RB Leipzig

Peter Gulacsi: „Wenn ich so weitermache, spiele ich”

26.07.2017, 15:37
Der fliegende Ungar: Peter Gulacsi im Trainingslager in Seefeld
Der fliegende Ungar: Peter Gulacsi im Trainingslager in Seefeld imago/DeFodi

Im Test gegen Atiker Konyaspor durfte Peter Gulacsi in der ersten Hälfte ran, ehe in den zweiten 45 Minuten sein Kollege und Konkurrent Yvon Mvogo sein Debüt gab. Im Interview spricht Gulacsi über die Gründe für das zähe Spiel und den Konkurrenzkampf im Tor.

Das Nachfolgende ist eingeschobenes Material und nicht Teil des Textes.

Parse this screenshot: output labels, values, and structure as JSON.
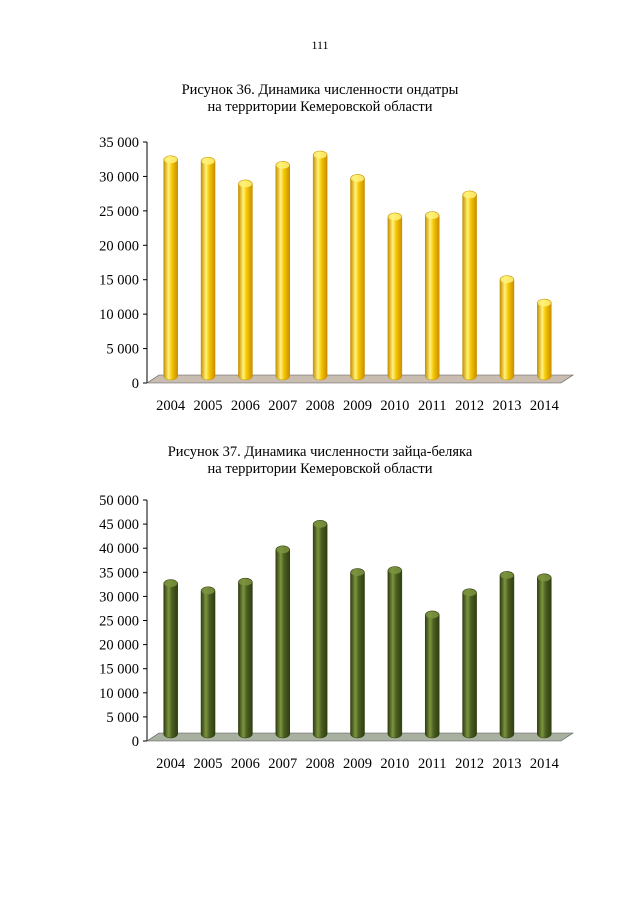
{
  "page": {
    "number": "111"
  },
  "chart_data": [
    {
      "type": "bar",
      "title": "Рисунок 36. Динамика численности ондатры",
      "subtitle": "на территории Кемеровской области",
      "categories": [
        "2004",
        "2005",
        "2006",
        "2007",
        "2008",
        "2009",
        "2010",
        "2011",
        "2012",
        "2013",
        "2014"
      ],
      "values": [
        33000,
        32800,
        29500,
        32200,
        33700,
        30300,
        24700,
        24900,
        27900,
        15600,
        12200
      ],
      "ylim": [
        0,
        35000
      ],
      "yticks": [
        0,
        5000,
        10000,
        15000,
        20000,
        25000,
        30000,
        35000
      ],
      "ytick_labels": [
        "0",
        "5 000",
        "10 000",
        "15 000",
        "20 000",
        "25 000",
        "30 000",
        "35 000"
      ],
      "grid": false,
      "style": "3d-cylinder",
      "colors": {
        "bar": "#f5c400",
        "bar_light": "#fff27a",
        "bar_dark": "#c78f00",
        "floor": "#c9bcb0"
      }
    },
    {
      "type": "bar",
      "title": "Рисунок 37. Динамика численности зайца-беляка",
      "subtitle": "на территории Кемеровской области",
      "categories": [
        "2004",
        "2005",
        "2006",
        "2007",
        "2008",
        "2009",
        "2010",
        "2011",
        "2012",
        "2013",
        "2014"
      ],
      "values": [
        33500,
        32000,
        33800,
        40500,
        45800,
        35800,
        36200,
        27000,
        31600,
        35200,
        34700
      ],
      "ylim": [
        0,
        50000
      ],
      "yticks": [
        0,
        5000,
        10000,
        15000,
        20000,
        25000,
        30000,
        35000,
        40000,
        45000,
        50000
      ],
      "ytick_labels": [
        "0",
        "5 000",
        "10 000",
        "15 000",
        "20 000",
        "25 000",
        "30 000",
        "35 000",
        "40 000",
        "45 000",
        "50 000"
      ],
      "grid": false,
      "style": "3d-cylinder",
      "colors": {
        "bar": "#4b5e20",
        "bar_light": "#7d9440",
        "bar_dark": "#2e3d10",
        "floor": "#a8b1a0"
      }
    }
  ]
}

Herr Gulacsi, wie ordnen Sie das 1:0 gegen Konyaspor ein?

Peter Gulacsi: „Das war ein typisches Testspiel. Wir sind noch nicht bei 100 Prozent. Eigentlich sind wir gut ins Spiel gekommen, haben gut begonnen, hatten paar gute Torchancen und gutes Pressing gespielt. Aber dann hat man gemerkt, dass wir nicht richtig frisch sind. Solche Spiele sind in der Vorbereitung dennoch extrem wichtig, um an die Grenzen zu gehen.”

Peter Gulacsi: „Müssen die Gedanken schneller machen”

Der Trainer hat die Einstellung bei den Zweikämpfen kritisiert. Wie haben Sie das gesehen?
Am Anfang war das noch in Ordnung. In den letzten Minuten der ersten Hälfte haben wir zu viele Zweikämpfe und die Bälle zu schnell verloren. Das wird besser, wir haben schon gezeigt, dass wir das können. Wir müssen einfach wieder in den Rhythmus kommen, auch die Gedanken schneller machen.

In der zweiten Hälfte stand dann erstmals Ihr neuer Kollege Yvon Mvogo im Tor. Was sind Ihre Eindrücke von ihm auf dem Platz und außerhalb?
„Er ist ein guter Typ. Vom Spiel kann ich nicht viel sagen, weil ich die zweite Hälfte kaum gesehen habe.

Peter Gulacsi: „Wenn ich so weitermache, spiele ich”

Wie sehen Sie den Konkurrenzkampf um die Nummer eins im Tor?
„Ich konzentriere mich auf meine Aufgaben. Wenn ich genauso weitermache wie bisher, werde ich spielen.”

Sie sind die klare Nummer eins und er der Herausforderer?
„Das müssen Trainer und Verein entscheiden. Natürlich ist es für jeden Spieler eine Herausforderung, seine Position zu behalten. Dafür arbeite ich jeden Tag hart. Aber das Wichtigste ist, dass dieser Verein erfolgreich ist. Wir hatten in der vergangenen Saison gute Torhüter und haben wieder gute Keeper – entscheidend ist, dass derjenige, der im Tor steht, alles richtig macht. Ich versuche mein Bestes zu geben, dass ich es bin, der im Tor steht. Mein Fokus liegt auf meinen Aufgaben.”